Robot drones, unmanned aerial vehicles (UAVs), are being used extensively not only for military applications, law enforcement and environmental monitoring.
Typically UAVs depend on GPS technology and supervision from a human operator, who sends commands to the aircraft and receive images from its on-board cameras with varying degrees of autonomy.
Now researchers at McGill University's Mobile Robotics Lab, in Montreal, Canada, are enhancing the capability of these crafts. They have developed a UAV control system that uses aerial images to identify visual cues on the landscape and steer the aircraft autonomously. These aerial vehicles guided by advanced vision capabilities could help track wildfires, oil spills, and even animal herds. The aircraft would carry out monitoring and mapping missions requiring no human supervision or GPS coordinates.
The researchers presented their results at the IEEE/RSJ 2010 International Conference on Intelligent Robots and Systems in October. Anqi Xu, a PhD student, and his advisor, Professor Gregory Dudek, director of the Mobile Robotics Lab, say that their current system can indentify varied topography, that is, it can follow a coastline or a road surrounded by forests.

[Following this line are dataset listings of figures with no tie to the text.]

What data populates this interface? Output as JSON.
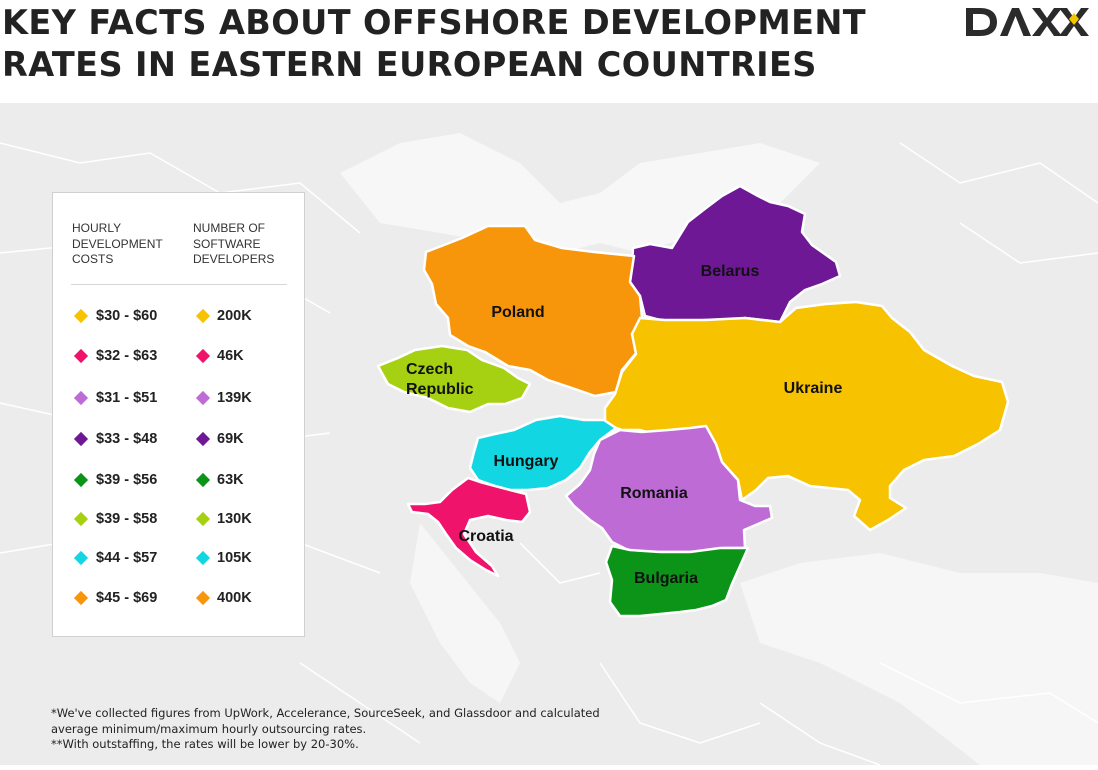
{
  "title": {
    "line1": "KEY FACTS ABOUT OFFSHORE DEVELOPMENT",
    "line2": "RATES IN EASTERN EUROPEAN COUNTRIES"
  },
  "logo": {
    "text": "DAXX",
    "accent_color": "#f4c400"
  },
  "legend": {
    "cost_header": [
      "HOURLY",
      "DEVELOPMENT",
      "COSTS"
    ],
    "devs_header": [
      "NUMBER OF",
      "SOFTWARE",
      "DEVELOPERS"
    ],
    "rows": [
      {
        "color": "#f7c200",
        "cost": "$30 - $60",
        "devs": "200K"
      },
      {
        "color": "#f0136c",
        "cost": "$32 - $63",
        "devs": "46K"
      },
      {
        "color": "#bf6bd6",
        "cost": "$31 - $51",
        "devs": "139K"
      },
      {
        "color": "#6e1896",
        "cost": "$33 - $48",
        "devs": "69K"
      },
      {
        "color": "#0c9418",
        "cost": "$39 - $56",
        "devs": "63K"
      },
      {
        "color": "#a6d113",
        "cost": "$39 - $58",
        "devs": "130K"
      },
      {
        "color": "#13d6e3",
        "cost": "$44 - $57",
        "devs": "105K"
      },
      {
        "color": "#f7960b",
        "cost": "$45 - $69",
        "devs": "400K"
      }
    ]
  },
  "countries": {
    "poland": {
      "name": "Poland",
      "color": "#f7960b"
    },
    "belarus": {
      "name": "Belarus",
      "color": "#6e1896"
    },
    "czech_line1": "Czech",
    "czech_line2": "Republic",
    "czech_color": "#a6d113",
    "ukraine": {
      "name": "Ukraine",
      "color": "#f7c200"
    },
    "hungary": {
      "name": "Hungary",
      "color": "#13d6e3"
    },
    "romania": {
      "name": "Romania",
      "color": "#bf6bd6"
    },
    "croatia": {
      "name": "Croatia",
      "color": "#f0136c"
    },
    "bulgaria": {
      "name": "Bulgaria",
      "color": "#0c9418"
    }
  },
  "footnote": {
    "line1": "*We've collected figures from UpWork, Accelerance, SourceSeek, and Glassdoor and calculated",
    "line2": "average minimum/maximum hourly outsourcing rates.",
    "line3": "**With outstaffing, the rates will be lower by 20-30%."
  }
}
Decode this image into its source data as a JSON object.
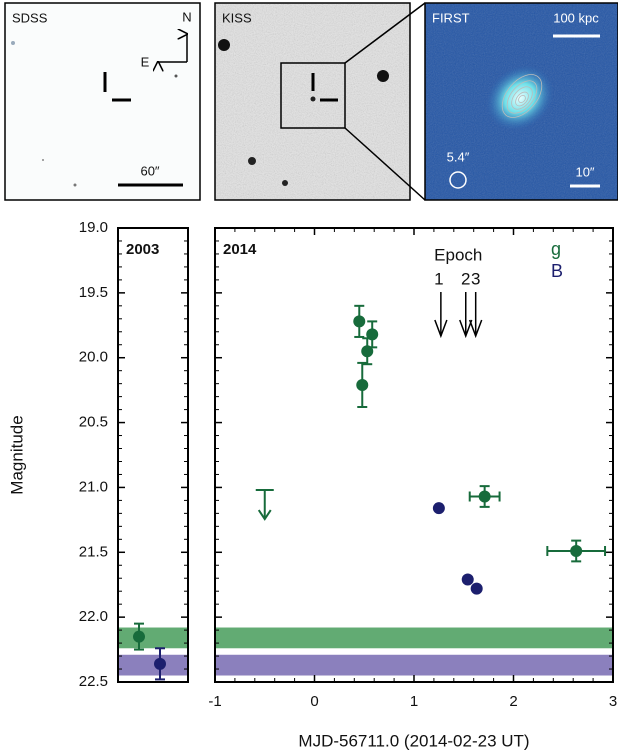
{
  "images": [
    {
      "label": "SDSS",
      "scale_label": "60″",
      "compass": [
        "N",
        "E"
      ]
    },
    {
      "label": "KISS"
    },
    {
      "label": "FIRST",
      "scale_label": "100 kpc",
      "beam_label": "5.4″",
      "scale_label_2": "10″"
    }
  ],
  "chart_data": [
    {
      "type": "scatter",
      "title": "2003",
      "y_label": "Magnitude",
      "ylim": [
        22.5,
        19.0
      ],
      "yticks": [
        {
          "value": 19,
          "label": "19.0"
        },
        {
          "value": 19.5,
          "label": "19.5"
        },
        {
          "value": 20,
          "label": "20.0"
        },
        {
          "value": 20.5,
          "label": "20.5"
        },
        {
          "value": 21,
          "label": "21.0"
        },
        {
          "value": 21.5,
          "label": "21.5"
        },
        {
          "value": 22,
          "label": "22.0"
        },
        {
          "value": 22.5,
          "label": "22.5"
        }
      ],
      "series": [
        {
          "name": "g",
          "color": "#176b3b",
          "values": [
            22.15
          ],
          "yerr": [
            0.1
          ]
        },
        {
          "name": "B",
          "color": "#1c1f6e",
          "values": [
            22.36
          ],
          "yerr": [
            0.12
          ]
        }
      ],
      "bands": [
        {
          "color": "#62ab73",
          "range": [
            22.08,
            22.24
          ]
        },
        {
          "color": "#8b80bd",
          "range": [
            22.29,
            22.45
          ]
        }
      ]
    },
    {
      "type": "scatter",
      "title": "2014",
      "x_label": "MJD-56711.0 (2014-02-23 UT)",
      "xlim": [
        -1,
        3
      ],
      "xticks": [
        -1,
        0,
        1,
        2,
        3
      ],
      "ylim": [
        22.5,
        19.0
      ],
      "series": [
        {
          "name": "g",
          "color": "#176b3b",
          "x": [
            0.45,
            0.58,
            0.53,
            0.48,
            1.71,
            2.63
          ],
          "values": [
            19.72,
            19.82,
            19.95,
            20.21,
            21.07,
            21.49
          ],
          "yerr": [
            0.12,
            0.1,
            0.1,
            0.17,
            0.08,
            0.08
          ],
          "xerr": [
            null,
            null,
            null,
            null,
            0.15,
            0.29
          ]
        },
        {
          "name": "B",
          "color": "#1c1f6e",
          "x": [
            1.25,
            1.54,
            1.63
          ],
          "values": [
            21.16,
            21.71,
            21.78
          ]
        }
      ],
      "upper_limit": {
        "color": "#176b3b",
        "x": -0.5,
        "value": 21.02
      },
      "epochs": {
        "label": "Epoch",
        "names": [
          "1",
          "2",
          "3"
        ],
        "x": [
          1.27,
          1.52,
          1.62
        ]
      },
      "bands": [
        {
          "color": "#62ab73",
          "range": [
            22.08,
            22.24
          ]
        },
        {
          "color": "#8b80bd",
          "range": [
            22.29,
            22.45
          ]
        }
      ]
    }
  ]
}
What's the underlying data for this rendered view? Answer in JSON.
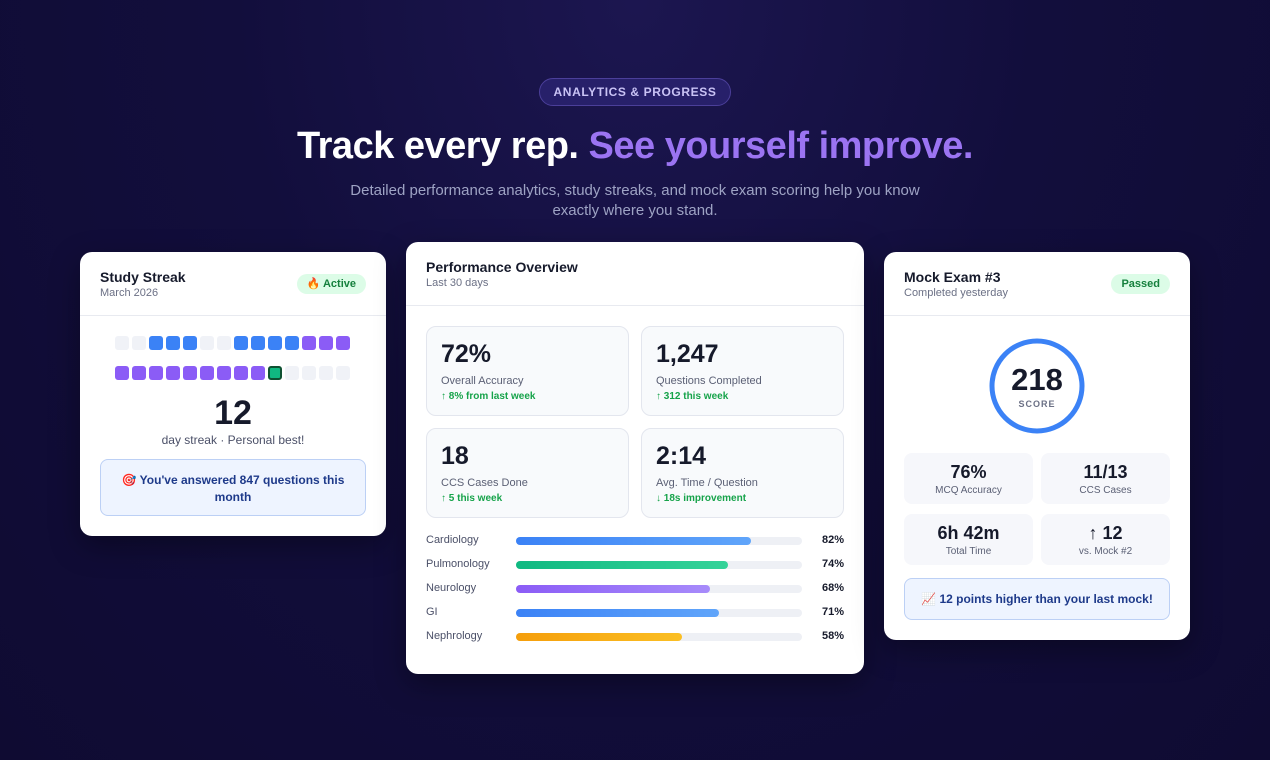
{
  "hero": {
    "pill": "ANALYTICS & PROGRESS",
    "headline_main": "Track every rep.",
    "headline_accent": "See yourself improve.",
    "subline": "Detailed performance analytics, study streaks, and mock exam scoring help you know exactly where you stand."
  },
  "streak": {
    "title": "Study Streak",
    "subtitle": "March 2026",
    "badge": "🔥 Active",
    "row1": [
      "empty",
      "empty",
      "blue",
      "blue",
      "blue",
      "empty",
      "empty",
      "blue",
      "blue",
      "blue",
      "blue",
      "purple",
      "purple",
      "purple"
    ],
    "row2": [
      "purple",
      "purple",
      "purple",
      "purple",
      "purple",
      "purple",
      "purple",
      "purple",
      "purple",
      "today",
      "empty",
      "empty",
      "empty",
      "empty"
    ],
    "count": "12",
    "label": "day streak · Personal best!",
    "info": "🎯 You've answered 847 questions this month"
  },
  "performance": {
    "title": "Performance Overview",
    "subtitle": "Last 30 days",
    "stats": [
      {
        "value": "72%",
        "label": "Overall Accuracy",
        "delta": "↑ 8% from last week"
      },
      {
        "value": "1,247",
        "label": "Questions Completed",
        "delta": "↑ 312 this week"
      },
      {
        "value": "18",
        "label": "CCS Cases Done",
        "delta": "↑ 5 this week"
      },
      {
        "value": "2:14",
        "label": "Avg. Time / Question",
        "delta": "↓ 18s improvement"
      }
    ],
    "subjects": [
      {
        "name": "Cardiology",
        "pct_label": "82%",
        "value": 82,
        "color": "#3b82f6"
      },
      {
        "name": "Pulmonology",
        "pct_label": "74%",
        "value": 74,
        "color": "#10b981"
      },
      {
        "name": "Neurology",
        "pct_label": "68%",
        "value": 68,
        "color": "#8b5cf6"
      },
      {
        "name": "GI",
        "pct_label": "71%",
        "value": 71,
        "color": "#3b82f6"
      },
      {
        "name": "Nephrology",
        "pct_label": "58%",
        "value": 58,
        "color": "#f59e0b"
      }
    ]
  },
  "mock": {
    "title": "Mock Exam #3",
    "subtitle": "Completed yesterday",
    "badge": "Passed",
    "score": "218",
    "score_label": "SCORE",
    "stats": [
      {
        "value": "76%",
        "label": "MCQ Accuracy"
      },
      {
        "value": "11/13",
        "label": "CCS Cases"
      },
      {
        "value": "6h 42m",
        "label": "Total Time"
      },
      {
        "value": "↑ 12",
        "label": "vs. Mock #2"
      }
    ],
    "note": "📈 12 points higher than your last mock!"
  },
  "colors": {
    "accent_purple": "#9b74f2",
    "ring_blue": "#3b82f6",
    "positive_green": "#16a34a"
  }
}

They used a fixed-wing UAV called the Unicorn from Procerus Technologies, which is controlled through software. The UAV carries a gimbal-mounted camera that streams video over a radio link. A Linux notebook computer analyzes the video feed and sends heading updates to the UAV in real time.
The vision algorithm specially written for this purpose allows the UAV to track coastlines by analyzing colour properties in the images to distinguish between water and land. It can also analyze texture cues to track a highway in a forested region. Once the algorithm has identified the boundaries between different areas, it then determines a heading to follow.
The researchers took their UAV to the beach for testing. The test area comprised a kilometer long "S" shaped tropical coastline. After manually aligning the UAV, their control system took over and successfully steered the aircraft along the stretch of the shore. The UAV travelled at an altitude of 150 meters with an average ground speed of 13 meters per second with lateral wind speed of 7 meters per second.
To compare this performance with that of a human operator, the researchers asked five volunteers to watch the recorded images and specify headings to keep the UAV following the coastline. Though there were discrepancies between the headings produced by the algorithm and by the volunteers, the researchers concluded that their system can perform nearly as well as a human operator.
In a next phase of the project, the researchers plan to use their aerial tracker to transmit navigation data to another of their systems, an amphibian robot designed to study coral reefs.